Clara Luciani célébrée par le NME : "C'est l'une de nos découvertes préférées"


13 juillet 2019

Week-end festivalier pour le public français. La semaine passée, trois gros festivals se faisaient concurrence : au Nord, le Main Square Festival posait ses valises à Arras avec Macklemore, Christine and the Queens ou Damso. A l'est, les mythiques Eurockéennes de Belfort passaient la 31ème avec NTM, Angèle ou The Chainsmokers. C'est à l'ouest que s'est rendu le célèbre magazine New Musical Express au festival Beauregard près de Caen. S'ils étaient sur place pour voir les sets de Mac DeMarco, Interpol, IDLES ou Tears for Fears, les journalistes du NME ont également pu se frotter à la « scène locale » comme ils la décrivent. En tête, Clara Luciani a séduit le reporter. Rebaptisée « Clara Luciana », la chanteuse « a attiré la première grande foule du week-end et constitue l'une de nos découvertes préférées ». Pour le journal, l'univers de l'interprète de "La grenade" « se faufile entre desert-rock et petites pépites disco avec des ballades sensuelles au coeur lourd et quelques titres de ruptures post-rock ». « Intriguant, n'est-ce pas ? » conclut le journaliste Andrew Trendell, visiblement enchanté par sa trouvaille.
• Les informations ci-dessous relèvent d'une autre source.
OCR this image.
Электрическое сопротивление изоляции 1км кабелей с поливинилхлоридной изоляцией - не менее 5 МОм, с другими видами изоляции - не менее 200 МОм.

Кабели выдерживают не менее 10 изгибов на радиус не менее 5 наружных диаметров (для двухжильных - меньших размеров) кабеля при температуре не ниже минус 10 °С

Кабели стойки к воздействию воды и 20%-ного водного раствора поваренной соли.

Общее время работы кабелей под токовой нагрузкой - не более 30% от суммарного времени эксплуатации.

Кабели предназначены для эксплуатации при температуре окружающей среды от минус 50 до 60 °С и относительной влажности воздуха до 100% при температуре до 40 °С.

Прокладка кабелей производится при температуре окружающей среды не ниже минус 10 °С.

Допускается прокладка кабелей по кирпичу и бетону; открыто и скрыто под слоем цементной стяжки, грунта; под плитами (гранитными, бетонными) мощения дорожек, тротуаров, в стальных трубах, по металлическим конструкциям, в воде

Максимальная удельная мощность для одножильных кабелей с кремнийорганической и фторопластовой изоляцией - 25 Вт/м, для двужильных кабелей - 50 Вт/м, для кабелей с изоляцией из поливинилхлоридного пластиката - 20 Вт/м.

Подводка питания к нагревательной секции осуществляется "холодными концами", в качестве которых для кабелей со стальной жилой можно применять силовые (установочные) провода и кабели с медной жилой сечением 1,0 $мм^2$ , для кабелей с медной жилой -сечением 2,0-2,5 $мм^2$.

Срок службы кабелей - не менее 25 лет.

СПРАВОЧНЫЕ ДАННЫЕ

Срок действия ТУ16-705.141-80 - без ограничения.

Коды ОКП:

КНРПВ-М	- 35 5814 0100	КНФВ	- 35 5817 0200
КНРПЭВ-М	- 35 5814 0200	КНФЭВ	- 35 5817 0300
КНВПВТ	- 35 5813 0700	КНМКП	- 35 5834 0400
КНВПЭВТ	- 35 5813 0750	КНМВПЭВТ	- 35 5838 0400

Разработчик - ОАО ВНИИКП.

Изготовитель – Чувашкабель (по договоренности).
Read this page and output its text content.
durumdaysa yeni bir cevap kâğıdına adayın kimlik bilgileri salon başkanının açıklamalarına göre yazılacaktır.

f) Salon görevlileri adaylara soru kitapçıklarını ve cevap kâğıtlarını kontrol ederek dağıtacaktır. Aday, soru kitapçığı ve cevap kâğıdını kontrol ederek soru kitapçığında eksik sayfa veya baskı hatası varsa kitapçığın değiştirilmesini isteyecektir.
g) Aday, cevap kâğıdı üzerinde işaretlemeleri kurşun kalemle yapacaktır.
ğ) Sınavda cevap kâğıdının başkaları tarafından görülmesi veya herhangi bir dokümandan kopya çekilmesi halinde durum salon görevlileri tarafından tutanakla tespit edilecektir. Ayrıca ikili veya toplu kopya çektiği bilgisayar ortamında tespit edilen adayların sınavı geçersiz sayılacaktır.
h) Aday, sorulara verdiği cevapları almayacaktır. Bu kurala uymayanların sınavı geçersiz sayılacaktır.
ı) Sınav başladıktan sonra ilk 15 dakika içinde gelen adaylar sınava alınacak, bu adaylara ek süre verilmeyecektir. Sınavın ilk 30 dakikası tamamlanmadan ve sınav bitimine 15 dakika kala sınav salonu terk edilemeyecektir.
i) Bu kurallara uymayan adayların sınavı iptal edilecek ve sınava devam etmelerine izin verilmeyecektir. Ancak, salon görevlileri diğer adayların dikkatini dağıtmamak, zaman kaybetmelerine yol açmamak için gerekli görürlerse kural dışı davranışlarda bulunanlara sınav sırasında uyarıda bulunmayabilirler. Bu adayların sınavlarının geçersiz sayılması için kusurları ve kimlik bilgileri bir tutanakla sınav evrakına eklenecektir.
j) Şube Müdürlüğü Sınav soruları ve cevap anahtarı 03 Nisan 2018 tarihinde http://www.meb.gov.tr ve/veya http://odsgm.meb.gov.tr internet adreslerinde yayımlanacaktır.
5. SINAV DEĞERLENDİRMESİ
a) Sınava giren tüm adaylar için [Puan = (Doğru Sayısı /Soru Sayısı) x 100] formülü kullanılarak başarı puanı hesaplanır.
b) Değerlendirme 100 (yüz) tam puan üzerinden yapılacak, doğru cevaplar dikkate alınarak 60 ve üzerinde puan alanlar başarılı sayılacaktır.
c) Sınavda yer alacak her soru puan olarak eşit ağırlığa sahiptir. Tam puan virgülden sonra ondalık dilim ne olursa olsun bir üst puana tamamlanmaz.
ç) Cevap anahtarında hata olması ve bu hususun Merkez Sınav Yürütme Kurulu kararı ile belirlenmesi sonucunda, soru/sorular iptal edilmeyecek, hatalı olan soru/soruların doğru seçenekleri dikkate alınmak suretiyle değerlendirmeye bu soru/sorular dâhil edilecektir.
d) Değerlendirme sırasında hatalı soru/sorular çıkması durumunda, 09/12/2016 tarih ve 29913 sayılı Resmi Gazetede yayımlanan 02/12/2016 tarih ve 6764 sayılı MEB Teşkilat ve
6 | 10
Et Clara Luciani n'est pas la seule Française à recevoir les éloges du NME puisque Jeanne Added est considérée comme « la meilleure surprise du week-end » : « A notre ignorance, elle a déjà sorti trois albums acclamés depuis 2011. Avec cela et l'énorme foule qui l'attend, vous aurez compris qu'elle est déjà établie dans le paysage musical ». L'auteure de "Mutate" est ainsi décrite comme un savant mélange de Christine and the Queens (pour le côté R&B), Robyn (pour ses petits tubes disco), Sia (sur ses acrobaties vocales) mais aussi Nine Inch Nails et Gary Numan (pour sa musique « dark disco-pop »). Le rap n'est pas en reste au NME, notamment avec les passages de Columbine et Roméo Elvis : « Nous n'avons aucune idée de ce qu'il s'est passé mais ils ont crée de féroces circle pits et les plus jeunes festivaliers de Beauregard sont devenus totalement dingues face à ce genre de performance rap percutant » peut-on lire. Le journaliste exprime son étonnement face aux deux artistes, qui sont arrivés sur scène en vélo : « Après tout pourquoi pas » ! Mais le NME souligne surtout un autre talent hexagonal : « Aucun rappeur ne se rapproche de la prestation enflammée et du pur carnage délivré par PLK ».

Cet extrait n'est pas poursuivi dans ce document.